OBJECTIVES
To describe the causes of 30‐day hospital readmissions among high‐risk older adults during implementation of a multicomponent care transitions program.
DESIGN
Secondary analysis of data from the evaluation of a multicomponent care transitions program for hospitalized high‐risk older adults.
SETTING
A 400‐bed community teaching hospital.
PARTICIPANTS
Patients aged 75 and older admitted to non–intensive care unit beds who met specific criteria for high risk of complications and hospital readmissions. The intervention group included 202 patients, of whom 37 were readmitted to the hospital as an inpatient or on observation status within 30 days of discharge.
MEASUREMENTS
Root‐cause analyses on each readmission were conducted by hospital physicians and post‐acute care (PAC) organization staff. Additional data were collected by trained project staff using the medical record and postdischarge telephone or in‐person follow‐up visits.
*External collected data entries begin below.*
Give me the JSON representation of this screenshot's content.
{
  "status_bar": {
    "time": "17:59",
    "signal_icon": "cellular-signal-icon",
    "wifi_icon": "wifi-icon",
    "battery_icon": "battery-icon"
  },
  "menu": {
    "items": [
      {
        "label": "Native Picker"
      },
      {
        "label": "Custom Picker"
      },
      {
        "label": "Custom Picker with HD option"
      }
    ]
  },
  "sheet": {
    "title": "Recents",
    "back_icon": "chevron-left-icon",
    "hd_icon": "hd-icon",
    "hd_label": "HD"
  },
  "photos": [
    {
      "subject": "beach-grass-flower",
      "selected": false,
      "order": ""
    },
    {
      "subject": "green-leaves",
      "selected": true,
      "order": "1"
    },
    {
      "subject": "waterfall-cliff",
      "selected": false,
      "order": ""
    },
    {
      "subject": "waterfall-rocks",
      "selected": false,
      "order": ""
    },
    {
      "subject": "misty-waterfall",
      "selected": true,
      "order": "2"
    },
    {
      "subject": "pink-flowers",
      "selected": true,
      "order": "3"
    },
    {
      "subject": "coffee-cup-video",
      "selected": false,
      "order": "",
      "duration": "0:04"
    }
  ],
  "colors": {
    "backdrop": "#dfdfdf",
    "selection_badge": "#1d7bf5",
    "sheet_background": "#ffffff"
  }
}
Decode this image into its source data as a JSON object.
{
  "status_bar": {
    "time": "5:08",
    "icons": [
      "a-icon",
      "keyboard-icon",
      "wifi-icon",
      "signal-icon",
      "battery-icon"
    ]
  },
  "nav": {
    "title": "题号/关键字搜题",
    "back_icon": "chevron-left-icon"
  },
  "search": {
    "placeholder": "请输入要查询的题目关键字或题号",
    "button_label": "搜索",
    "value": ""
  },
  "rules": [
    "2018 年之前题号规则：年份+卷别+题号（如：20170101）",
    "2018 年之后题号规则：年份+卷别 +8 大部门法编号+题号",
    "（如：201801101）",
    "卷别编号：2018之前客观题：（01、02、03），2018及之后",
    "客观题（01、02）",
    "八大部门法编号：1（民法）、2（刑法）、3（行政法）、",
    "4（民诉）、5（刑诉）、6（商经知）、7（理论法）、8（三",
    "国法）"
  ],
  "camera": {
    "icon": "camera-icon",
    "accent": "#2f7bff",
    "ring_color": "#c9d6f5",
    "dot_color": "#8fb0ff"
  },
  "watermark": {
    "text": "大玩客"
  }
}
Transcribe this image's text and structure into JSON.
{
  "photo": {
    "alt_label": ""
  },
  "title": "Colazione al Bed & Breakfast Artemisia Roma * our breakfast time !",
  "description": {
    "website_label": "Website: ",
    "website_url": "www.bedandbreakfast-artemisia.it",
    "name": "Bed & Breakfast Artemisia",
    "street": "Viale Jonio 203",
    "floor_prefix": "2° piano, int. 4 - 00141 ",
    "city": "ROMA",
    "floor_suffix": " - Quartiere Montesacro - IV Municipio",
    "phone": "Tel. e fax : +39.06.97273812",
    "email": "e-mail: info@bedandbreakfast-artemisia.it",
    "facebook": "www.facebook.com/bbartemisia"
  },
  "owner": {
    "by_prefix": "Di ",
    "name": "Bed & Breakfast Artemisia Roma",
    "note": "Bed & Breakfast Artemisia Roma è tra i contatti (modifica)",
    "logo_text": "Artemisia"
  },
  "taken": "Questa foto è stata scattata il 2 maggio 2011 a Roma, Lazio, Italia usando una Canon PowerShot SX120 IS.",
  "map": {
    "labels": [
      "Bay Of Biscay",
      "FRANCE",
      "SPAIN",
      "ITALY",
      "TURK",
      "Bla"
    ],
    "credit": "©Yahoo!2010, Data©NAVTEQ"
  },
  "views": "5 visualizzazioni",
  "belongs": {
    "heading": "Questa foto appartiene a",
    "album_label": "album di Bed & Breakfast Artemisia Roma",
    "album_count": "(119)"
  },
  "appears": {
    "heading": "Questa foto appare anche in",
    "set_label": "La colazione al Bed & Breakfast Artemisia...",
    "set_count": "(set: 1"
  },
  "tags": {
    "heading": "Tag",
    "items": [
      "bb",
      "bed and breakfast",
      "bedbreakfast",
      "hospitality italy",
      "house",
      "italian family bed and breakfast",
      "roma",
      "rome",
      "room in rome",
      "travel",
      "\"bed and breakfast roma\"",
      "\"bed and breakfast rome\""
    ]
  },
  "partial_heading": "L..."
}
These data were reviewed and adjudicated among the authors, and each readmission was rated with unanimous agreement as “preventable,” “possibly preventable,” or “not preventable.”
RESULTS
No significant differences were found in demographic and clinical characteristics of intervention patients readmitted versus those not readmitted. A higher proportion of the 37 patients who were readmitted did not have a postdischarge visit than the 165 patients who were not readmitted (15 [41%] vs 45 [27%]; P = .11). Among the 37 readmissions, 14 (38%) were rated as not preventable, 14 (38%) as possibly preventable, and 9 (24%) as preventable. Readmissions were rated as preventable or possibly preventable for a variety of reasons that provide insight into how care transitions programs for high‐risk older adults might be made more effective.
CONCLUSION
Root‐cause analyses of hospital readmissions among high‐risk older adults by hospital physicians and PAC providers can identify strategies that might enhance the effectiveness of care transitions interventions in this complex population.